While fleshing out the characters’ physical characteristics, personality traits and backstory is requisite for any good story, I’ll let you in on a secret: writing romance characters is also a kick! Why? Because you have license to create characters that you’d like to be, and that you’d like to fall in love with. What a great opportunity to explore your ideal self and relationship, without the fear of rejection. And oh, the possibilities!
Even in escapist sub-genres, such as fantasy and paranormal romance, the power dynamic between the sexes is more balanced and satisfying than ever before, with nuanced, independent heroines and refreshingly mature (or redeemable) men.
Regarding male leads, it's pretty much a given that the "hero" in romance is physically attractive. He may not be traditionally so, but you can count on him being relatively fit (no beer belly) and pulled together (shoes and shirt required).
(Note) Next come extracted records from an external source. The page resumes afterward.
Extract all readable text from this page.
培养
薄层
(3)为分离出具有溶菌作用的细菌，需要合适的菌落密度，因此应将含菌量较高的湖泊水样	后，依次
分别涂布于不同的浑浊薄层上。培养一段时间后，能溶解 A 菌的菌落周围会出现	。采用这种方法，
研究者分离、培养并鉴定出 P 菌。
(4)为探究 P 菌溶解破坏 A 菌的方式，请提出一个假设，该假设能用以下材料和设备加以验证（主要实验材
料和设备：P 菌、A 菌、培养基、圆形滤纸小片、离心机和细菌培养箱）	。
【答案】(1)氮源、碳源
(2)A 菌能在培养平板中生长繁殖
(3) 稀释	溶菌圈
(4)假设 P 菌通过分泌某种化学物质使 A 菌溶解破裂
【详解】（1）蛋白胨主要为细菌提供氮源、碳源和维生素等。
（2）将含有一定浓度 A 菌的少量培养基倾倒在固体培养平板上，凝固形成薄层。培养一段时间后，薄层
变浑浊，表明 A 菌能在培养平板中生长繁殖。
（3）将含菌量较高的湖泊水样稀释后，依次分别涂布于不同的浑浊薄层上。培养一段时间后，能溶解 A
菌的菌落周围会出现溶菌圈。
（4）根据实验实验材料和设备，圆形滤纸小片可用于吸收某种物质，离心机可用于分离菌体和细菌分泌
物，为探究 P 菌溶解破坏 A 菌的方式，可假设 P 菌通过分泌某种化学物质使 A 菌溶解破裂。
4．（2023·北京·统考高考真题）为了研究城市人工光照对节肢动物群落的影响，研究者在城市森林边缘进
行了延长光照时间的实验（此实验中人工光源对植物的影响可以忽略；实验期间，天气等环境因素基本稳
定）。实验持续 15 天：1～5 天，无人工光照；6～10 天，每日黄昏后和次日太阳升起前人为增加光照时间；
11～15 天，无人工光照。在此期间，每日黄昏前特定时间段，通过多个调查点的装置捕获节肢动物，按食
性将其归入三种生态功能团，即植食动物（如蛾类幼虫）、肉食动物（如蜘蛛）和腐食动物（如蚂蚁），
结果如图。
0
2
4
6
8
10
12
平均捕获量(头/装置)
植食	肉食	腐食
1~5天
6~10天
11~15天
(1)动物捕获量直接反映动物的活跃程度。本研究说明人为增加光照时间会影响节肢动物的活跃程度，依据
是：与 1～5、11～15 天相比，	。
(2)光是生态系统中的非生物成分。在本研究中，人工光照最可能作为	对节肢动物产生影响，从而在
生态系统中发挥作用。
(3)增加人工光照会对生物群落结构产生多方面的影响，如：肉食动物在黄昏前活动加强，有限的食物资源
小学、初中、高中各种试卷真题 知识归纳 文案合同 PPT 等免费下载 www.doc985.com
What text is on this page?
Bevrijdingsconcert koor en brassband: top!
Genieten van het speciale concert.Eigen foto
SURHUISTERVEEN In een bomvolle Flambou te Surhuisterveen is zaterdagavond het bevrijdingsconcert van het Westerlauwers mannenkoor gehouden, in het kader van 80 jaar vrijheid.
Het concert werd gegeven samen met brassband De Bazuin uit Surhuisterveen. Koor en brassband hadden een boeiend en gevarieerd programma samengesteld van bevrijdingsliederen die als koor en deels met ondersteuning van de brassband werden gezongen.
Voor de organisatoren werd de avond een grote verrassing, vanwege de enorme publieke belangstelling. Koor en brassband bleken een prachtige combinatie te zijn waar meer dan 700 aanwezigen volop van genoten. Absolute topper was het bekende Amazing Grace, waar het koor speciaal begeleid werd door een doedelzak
Most importantly, the hero must be attractive to the heroine, and therefore, to the vicarious reader.

Quinn has some thoughts about what attracts heroines:
A guy simply cannot be sexy if he doesn't respect women. If you want to be a hero in one of my books, you have to believe in the heroine and respect and cherish her strengths and abilities. It doesn't mean he can't get all protective and macho from time to time—I mean, who doesn't love that? But ultimately, he's got to think she's the bomb.
Cue the boom!
Having said that, your characters shouldn’t be picture-perfect, either. New York editor Marla Daniels adds this:
While it is fiction, the couples and your characters still need to be relatable. Sure, they can have sculpted bodies and perfect meet-cutes, but some of the baggage they bring to the relationship needs to be something your readers can identify with. Think an overbearing, meddling mother, trust issues from a past relationship, monetary issues, stuck in a job they hate, etc.
The point is, if your heroine and hero come to the story airbrushed to perfection, they will have little to no internal conflict to resolve. Each has a character arc that must evolve over the course of the story. Furthermore, their personal growth should not develop in tandem.

It's the ways the lovers’ arcs fold together and pull apart over time (think taffy-making machine) that provide tension, and suspense.

So, get to know your heroine and hero. Intimately. What do they want? Why? What holds them back? How? It might be that your heroine harbors a general mistrust of men or a fear of commitment. Maybe she's a workaholic or has low self-esteem. How might you show these? Then there are the hero's issues. They might be similar but manifest differently.
The ways in which the heroine and hero’s goals and motivations spark conflict, then resolve it as they evolve, creates the combustible chemistry between them.

Put yourself in your characters’ shoes and take a walk on the wild side. It doesn’t get much better than this!